The relation between violence and the ideological power of the state may be glimpsed in the way Othello justifies himself, in his last speech, as a good Venetian: he boasts of killing someone. Not Desdemona—that, he now agrees, was bad—but "a malignant and a turban'd Turk," who "Beat a Venetian, and traduc'd the state." Othello says he "took by the throat the circumcised dog, / And smote him thus" (5.2.352–57). And so, upon this recollection, Othello stabs himself, recognizing himself, for the last time, as an outsider, a discredit to the social order he has been persuaded to respect. Innumerable critics discuss Othello's suicide, but I haven't noticed them worrying about the murdered Turk. Being malignant, circumcised, and wearing a turban into the bargain, he seems not to require the sensitive attention of literary critics in Britain and North America. The character critic might take this reported murder as a last-minute revelation of Othello's long-standing propensity to desperate violence when people say things he doesn't like. But the violence here is not Othello's alone, any more than Venetian racism and sexism are particular to individuals. Othello's murder of the Turk is the kind of thing the Venetian state likes—or so we must assume, since Othello is in good standing in Venice as a state servant, and presents the story to enhance his credit. "He was great of heart," Cassio enthuses (5.2.362), pleased that he has found something to retrieve his respect for Othello. In respect of murdering state enemies, at least, he was a good citizen.

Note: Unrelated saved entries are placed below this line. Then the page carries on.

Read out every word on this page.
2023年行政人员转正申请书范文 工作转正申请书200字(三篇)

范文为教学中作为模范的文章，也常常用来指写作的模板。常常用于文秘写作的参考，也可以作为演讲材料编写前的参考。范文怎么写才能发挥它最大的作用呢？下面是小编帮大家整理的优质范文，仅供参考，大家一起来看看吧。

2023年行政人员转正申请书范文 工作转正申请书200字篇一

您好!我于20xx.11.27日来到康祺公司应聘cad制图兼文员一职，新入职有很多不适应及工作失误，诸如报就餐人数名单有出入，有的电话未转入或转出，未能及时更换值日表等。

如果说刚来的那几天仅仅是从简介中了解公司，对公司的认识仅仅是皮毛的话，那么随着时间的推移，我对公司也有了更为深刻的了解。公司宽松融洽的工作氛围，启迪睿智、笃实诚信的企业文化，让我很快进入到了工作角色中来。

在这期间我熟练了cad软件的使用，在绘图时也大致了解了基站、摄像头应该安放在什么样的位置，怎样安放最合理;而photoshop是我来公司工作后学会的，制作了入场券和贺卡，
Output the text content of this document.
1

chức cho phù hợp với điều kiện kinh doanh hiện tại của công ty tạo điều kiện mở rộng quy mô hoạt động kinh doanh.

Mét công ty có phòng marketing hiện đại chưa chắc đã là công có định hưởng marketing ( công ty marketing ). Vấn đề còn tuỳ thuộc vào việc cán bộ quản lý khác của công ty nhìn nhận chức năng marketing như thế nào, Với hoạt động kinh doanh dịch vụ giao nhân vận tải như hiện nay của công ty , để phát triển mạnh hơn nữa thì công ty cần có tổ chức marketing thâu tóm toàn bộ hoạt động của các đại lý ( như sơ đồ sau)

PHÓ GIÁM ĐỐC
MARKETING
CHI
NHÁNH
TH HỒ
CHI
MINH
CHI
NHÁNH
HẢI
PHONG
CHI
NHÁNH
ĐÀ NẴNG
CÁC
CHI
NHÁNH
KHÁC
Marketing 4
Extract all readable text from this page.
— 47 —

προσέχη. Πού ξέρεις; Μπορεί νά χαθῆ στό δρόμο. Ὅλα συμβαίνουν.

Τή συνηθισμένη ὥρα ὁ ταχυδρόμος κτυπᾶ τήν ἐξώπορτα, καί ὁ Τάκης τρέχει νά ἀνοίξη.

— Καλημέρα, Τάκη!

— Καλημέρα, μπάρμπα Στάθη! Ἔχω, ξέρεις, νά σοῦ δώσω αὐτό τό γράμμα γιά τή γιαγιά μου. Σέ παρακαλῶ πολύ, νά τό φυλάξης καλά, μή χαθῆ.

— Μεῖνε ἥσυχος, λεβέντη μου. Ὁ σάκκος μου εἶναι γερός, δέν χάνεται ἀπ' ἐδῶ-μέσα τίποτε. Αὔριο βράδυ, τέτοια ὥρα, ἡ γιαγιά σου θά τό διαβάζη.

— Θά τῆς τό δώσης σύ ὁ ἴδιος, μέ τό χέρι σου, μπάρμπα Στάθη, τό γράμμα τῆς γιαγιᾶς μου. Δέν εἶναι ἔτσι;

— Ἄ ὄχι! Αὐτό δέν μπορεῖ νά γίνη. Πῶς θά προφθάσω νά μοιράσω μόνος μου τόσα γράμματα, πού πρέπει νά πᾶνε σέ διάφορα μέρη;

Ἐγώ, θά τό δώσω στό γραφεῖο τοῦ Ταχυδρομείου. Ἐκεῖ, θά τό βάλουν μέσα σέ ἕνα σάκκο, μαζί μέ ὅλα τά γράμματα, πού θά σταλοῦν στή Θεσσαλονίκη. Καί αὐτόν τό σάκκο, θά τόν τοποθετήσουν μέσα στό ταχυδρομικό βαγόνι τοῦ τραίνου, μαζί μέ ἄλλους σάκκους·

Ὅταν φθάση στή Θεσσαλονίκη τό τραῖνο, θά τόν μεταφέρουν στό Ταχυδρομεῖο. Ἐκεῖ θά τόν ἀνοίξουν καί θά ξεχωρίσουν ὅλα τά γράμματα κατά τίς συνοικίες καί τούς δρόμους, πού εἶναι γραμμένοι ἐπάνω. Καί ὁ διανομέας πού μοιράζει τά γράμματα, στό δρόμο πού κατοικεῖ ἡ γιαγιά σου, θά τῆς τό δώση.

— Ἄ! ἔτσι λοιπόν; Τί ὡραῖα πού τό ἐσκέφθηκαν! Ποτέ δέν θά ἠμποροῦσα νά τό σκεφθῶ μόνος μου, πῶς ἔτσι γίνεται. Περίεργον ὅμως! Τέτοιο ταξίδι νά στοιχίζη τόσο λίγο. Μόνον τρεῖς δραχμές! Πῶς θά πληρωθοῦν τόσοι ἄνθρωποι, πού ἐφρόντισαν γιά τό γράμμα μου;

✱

It is a definition of the state, almost, that it claims a monopoly of legitimate violence, and the exercise of that violence is justified through stories about the barbarity of those who are constituted as its demonized others. For the Venetians, as for the Elizabethans, the
Turks were among the barbarians.[10] In actuality, in most states that we know of, the civilized and the barbaric are not very different from each other; that is why maintaining the distinction is such a constant ideological task. It is not altogether Othello's personal achievement, or his personal failure, therefore, when he kills himself declaring, with respect to the Turk, that he "smote him thus." Othello becomes a good subject once more by accepting within himself the state's distinction between civilized and barbaric. This "explains" how he has come to murder Desdemona: it was the barbarian beneath, or rather in, the skin. And when he kills himself it is even better, because he eradicates the intolerable confusion of finding both the citizen and the alien in the same body. Othello's particular circumstances bring into visibility, for those who want to see, the violence upon which the state and its civilization rest.